Tak disangka bertemu dengan Zhou Zhaoyao.
“Salam, Putri.”
“Hmm,” Zhou Zhaoyao mengangguk sambil diam-diam menilai Gu Ruiyu, tak bisa dipungkiri dia jauh lebih tampan dari kakaknya yang bodoh, tubuhnya juga kekar, pasti pandai dalam urusan ranjang...
Zhou Zhaoyao menatap punggung Gu Ruiyu dengan penuh nafsu cukup lama, sampai pelayan di sebelahnya mengingatkan, baru dia sadar.
“Sayang sekali, pria sehebat ini ternoda oleh wanita rendahan itu,” Zhou Zhaoyao memainkan gelang di pergelangan tangannya, “Tidak apa-apa, bisa dicuci dan dipakai lagi~”
Pelayan di samping Zhou Zhaoyao sudah terbiasa dengan sikapnya, wajahnya tetap tenang seperti biasa.
“Ayo pergi, kudengar di pihak Wan Shi ada keributan besar, ibu mertuaku pasti sedang membencinya, tepat sekali, kita juga harus mulai mengurus beberapa hal.” Zhou Zhaoyao mengenakan pakaian sederhana, tapi tubuhnya lentik, dan saat bicara ada senyum yang menawan, penuh pesona.
Wan Suihuan beberapa hari ini terus beristirahat, Qiusuang sesekali membawa Gu Chengjing menjenguknya, mereka makan bersama.

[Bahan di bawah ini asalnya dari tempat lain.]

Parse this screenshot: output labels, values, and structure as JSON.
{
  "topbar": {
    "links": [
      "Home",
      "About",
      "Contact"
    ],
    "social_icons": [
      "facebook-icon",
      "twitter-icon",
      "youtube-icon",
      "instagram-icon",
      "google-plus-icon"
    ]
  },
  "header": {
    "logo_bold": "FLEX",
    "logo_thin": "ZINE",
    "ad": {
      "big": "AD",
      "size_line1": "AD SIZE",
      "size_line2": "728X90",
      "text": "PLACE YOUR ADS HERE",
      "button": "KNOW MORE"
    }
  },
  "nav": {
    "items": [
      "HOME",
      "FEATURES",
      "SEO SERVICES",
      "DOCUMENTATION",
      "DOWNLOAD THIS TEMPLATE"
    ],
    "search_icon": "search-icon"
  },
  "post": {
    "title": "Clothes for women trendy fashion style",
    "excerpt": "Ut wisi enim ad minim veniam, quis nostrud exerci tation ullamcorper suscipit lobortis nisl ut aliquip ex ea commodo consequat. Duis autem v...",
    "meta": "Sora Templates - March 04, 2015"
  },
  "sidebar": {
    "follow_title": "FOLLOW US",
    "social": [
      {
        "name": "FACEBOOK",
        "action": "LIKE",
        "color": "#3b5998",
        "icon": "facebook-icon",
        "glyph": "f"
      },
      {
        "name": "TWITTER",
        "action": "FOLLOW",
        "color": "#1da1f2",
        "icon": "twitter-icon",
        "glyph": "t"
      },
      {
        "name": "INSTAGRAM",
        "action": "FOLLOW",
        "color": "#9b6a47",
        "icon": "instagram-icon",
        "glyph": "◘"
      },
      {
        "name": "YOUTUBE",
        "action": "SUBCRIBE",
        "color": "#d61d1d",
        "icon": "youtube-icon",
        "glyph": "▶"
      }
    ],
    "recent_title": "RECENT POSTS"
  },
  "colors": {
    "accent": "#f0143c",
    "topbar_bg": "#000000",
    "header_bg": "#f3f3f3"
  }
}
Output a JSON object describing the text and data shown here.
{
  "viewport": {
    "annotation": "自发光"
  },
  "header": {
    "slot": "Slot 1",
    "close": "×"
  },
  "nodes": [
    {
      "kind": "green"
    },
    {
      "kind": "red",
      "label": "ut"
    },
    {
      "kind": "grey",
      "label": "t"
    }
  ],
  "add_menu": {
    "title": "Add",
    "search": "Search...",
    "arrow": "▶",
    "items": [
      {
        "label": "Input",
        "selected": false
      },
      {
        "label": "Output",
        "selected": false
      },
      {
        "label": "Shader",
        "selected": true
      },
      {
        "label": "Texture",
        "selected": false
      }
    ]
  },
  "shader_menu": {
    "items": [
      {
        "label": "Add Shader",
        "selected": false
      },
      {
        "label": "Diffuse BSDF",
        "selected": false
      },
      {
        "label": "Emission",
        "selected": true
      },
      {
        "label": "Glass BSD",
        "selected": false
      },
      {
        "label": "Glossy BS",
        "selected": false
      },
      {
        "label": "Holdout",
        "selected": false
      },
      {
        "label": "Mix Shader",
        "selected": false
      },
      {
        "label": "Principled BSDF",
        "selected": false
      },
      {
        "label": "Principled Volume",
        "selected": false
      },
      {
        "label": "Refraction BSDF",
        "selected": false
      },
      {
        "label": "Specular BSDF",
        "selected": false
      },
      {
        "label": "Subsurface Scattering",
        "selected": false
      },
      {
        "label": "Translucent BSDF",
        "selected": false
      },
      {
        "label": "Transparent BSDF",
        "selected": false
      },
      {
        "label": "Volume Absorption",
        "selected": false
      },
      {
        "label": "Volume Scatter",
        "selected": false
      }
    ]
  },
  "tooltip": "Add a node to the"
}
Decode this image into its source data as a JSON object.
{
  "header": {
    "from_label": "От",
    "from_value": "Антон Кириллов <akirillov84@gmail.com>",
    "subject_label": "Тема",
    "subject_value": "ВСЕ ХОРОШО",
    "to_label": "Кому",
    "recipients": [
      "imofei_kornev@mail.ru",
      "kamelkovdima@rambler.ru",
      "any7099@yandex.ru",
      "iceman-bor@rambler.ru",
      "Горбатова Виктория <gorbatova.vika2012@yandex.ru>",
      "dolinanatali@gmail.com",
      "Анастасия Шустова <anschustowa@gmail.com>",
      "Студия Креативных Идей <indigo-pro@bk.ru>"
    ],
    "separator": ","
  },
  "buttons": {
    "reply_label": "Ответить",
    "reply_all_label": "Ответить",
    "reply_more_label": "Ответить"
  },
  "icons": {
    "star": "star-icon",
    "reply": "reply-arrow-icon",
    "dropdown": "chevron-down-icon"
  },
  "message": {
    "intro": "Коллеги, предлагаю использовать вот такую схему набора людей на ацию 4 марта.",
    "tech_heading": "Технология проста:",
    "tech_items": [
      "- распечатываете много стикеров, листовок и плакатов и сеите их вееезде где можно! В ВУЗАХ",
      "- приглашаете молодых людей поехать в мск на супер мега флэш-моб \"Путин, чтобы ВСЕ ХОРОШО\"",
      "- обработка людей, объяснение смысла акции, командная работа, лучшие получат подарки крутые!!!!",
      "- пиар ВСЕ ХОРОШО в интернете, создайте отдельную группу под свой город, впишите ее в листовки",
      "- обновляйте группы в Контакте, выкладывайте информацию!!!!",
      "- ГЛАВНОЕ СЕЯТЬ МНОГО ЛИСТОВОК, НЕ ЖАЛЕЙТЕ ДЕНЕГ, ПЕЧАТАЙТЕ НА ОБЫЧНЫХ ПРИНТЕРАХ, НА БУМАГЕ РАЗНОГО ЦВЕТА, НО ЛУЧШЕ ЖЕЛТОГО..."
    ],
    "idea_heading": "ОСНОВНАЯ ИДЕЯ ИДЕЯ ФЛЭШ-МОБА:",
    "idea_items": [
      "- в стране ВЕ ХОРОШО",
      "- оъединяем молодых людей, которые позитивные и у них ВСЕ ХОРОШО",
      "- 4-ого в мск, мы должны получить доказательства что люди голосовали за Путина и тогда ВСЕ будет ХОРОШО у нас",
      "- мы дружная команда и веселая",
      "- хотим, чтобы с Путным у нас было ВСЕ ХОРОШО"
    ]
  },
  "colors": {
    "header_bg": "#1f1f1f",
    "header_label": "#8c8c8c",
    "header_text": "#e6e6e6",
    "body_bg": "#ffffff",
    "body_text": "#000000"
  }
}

Wan Suihuan melihat anak kecil itu, hatinya sangat senang.
Dia mengira Wang Shi pasti memanggilnya untuk menghina dan menyiksa, tapi setelah menunggu beberapa hari, tak ada yang datang.
Mungkin ibu mertuanya menyimpan trik besar.
Hari ini, mereka selesai makan malam, ibu dan anak duduk bersama membaca buku, Qiusuang mengajak Gu Chengjing pergi ke taman beristirahat.
Akhir-akhir ini, urusan istana banyak, Gu Ruiyu jarang datang, hari ini dia punya waktu senggang, jadi datang.
Wan Suihuan yang hampir tidur melihat kedatangan Gu Ruiyu, ingin bangun, tapi tetap berusaha sopan.
Sekarang bukan waktu untuk bertengkar.
“Tidak perlu bangun,” kata Gu Ruiyu, lalu memerintahkan orang menyiapkan mandi.
Wan Suihuan mendengar itu, mandi? Apakah hari ini dia akan menginap di sini?